La gabbia è molto presente e sicuramente evocativa nell’esibizione crolli, soprattutto al fine di creare un continuo contrasto tra l’interno e l’esterno. Quanto si estende a livello drammaturgico la funzione di questo elemento scenografico?
V.P.: Avere un oggetto così determinante, anche a livello drammaturgico, cambia la percezione del movimento. ll dentro e fuori raccontato durante tutto lo spettacolo diventa plastico attraverso la gabbia: il mio personaggio entra ed esce da questo rifugio immaginario, reale, post-apocalittico, si trova in un luogo dove ritrova alcuni suoi oggetti, il taccuino dove aveva scritto delle cose e che legge per darsi delle soluzioni. In Crolli gli oggetti sono la mia linea guida, mentre gli altri danzatori è come fossero delle mie visioni interne. Si tratta di un viaggio, durante il quale ci si può risvegliare dopo una catastrofe e ritrovarsi da soli a cercare di capire se vale la pena vivere ancora e ricostruire.
In Crolli la luce sembra introdurre le diverse situazioni quasi facendo corpo narrativo a sé. A che punto della realizzazione scenica è stato formulato il disegno luci?

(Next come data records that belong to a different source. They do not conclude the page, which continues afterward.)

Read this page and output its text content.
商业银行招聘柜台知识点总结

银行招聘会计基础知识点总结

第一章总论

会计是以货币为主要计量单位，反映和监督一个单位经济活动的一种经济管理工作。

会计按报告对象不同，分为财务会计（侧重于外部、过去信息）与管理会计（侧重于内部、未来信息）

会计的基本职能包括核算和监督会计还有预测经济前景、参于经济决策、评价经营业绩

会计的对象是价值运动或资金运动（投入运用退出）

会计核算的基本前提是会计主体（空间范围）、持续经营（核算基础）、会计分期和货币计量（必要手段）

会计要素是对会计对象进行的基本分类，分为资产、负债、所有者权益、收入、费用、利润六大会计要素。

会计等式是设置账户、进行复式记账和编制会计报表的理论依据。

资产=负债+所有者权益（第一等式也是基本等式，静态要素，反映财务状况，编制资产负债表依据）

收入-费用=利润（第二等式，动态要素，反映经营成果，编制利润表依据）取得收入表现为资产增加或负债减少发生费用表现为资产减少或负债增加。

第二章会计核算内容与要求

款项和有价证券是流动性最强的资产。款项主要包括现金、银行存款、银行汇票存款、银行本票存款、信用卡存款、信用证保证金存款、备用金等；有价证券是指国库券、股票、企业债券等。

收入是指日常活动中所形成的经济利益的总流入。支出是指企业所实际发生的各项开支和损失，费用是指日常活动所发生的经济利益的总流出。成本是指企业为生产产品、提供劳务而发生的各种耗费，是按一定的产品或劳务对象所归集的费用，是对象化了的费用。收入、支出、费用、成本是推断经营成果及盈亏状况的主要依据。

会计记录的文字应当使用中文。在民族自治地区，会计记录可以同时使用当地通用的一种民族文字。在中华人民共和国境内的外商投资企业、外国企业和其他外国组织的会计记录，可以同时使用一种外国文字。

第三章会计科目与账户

A.G.: Il light designer Alessandro Caso è intervenuto alla fine, anche se ci siamo parlati durante tutto il processo creativo e fin dall’inizio ha letto la drammaturgia, i miei appunti, cercando di capire quale fosse l’ambientazione anche attraverso una serie di reference che gli ho fornito, sia cinematografiche sia teatrali. Lavoro molto per immagini. Il vero e proprio disegno luce è stato realizzato appena è finita la produzione: durante l’ultima settimana Alessandro ha assistito alle prove dello spettacolo completo e ha generato una pianta, poi l’ha condivisa con me e Viola.
Credo che la luce faccia la differenza per un corpo in scena.
Anche pensando alle compagnie ospitate, siamo un Festival che sta cercando di garantire il massimo della tecnica. Non tutti i Festival lo fanno e questo ci tengo a sottolinearlo. Io sto puntando tantissimo alla messa in scena e a garantire alle compagnie il massimo dell’assistenza, perché so cosa vuol dire snaturare uno spettacolo.

Ornella Rosato è giornalista, autrice e progettista. Direttrice editoriale della testata giornalistica Theatron 2.0. Conduce corsi formativi di giornalismo culturale presso università, accademie, istituti scolastici e festival. Si occupa dell’ideazione e realizzazione di progetti volti alla promozione della cultura teatrale, in collaborazione con numerose realtà italiane.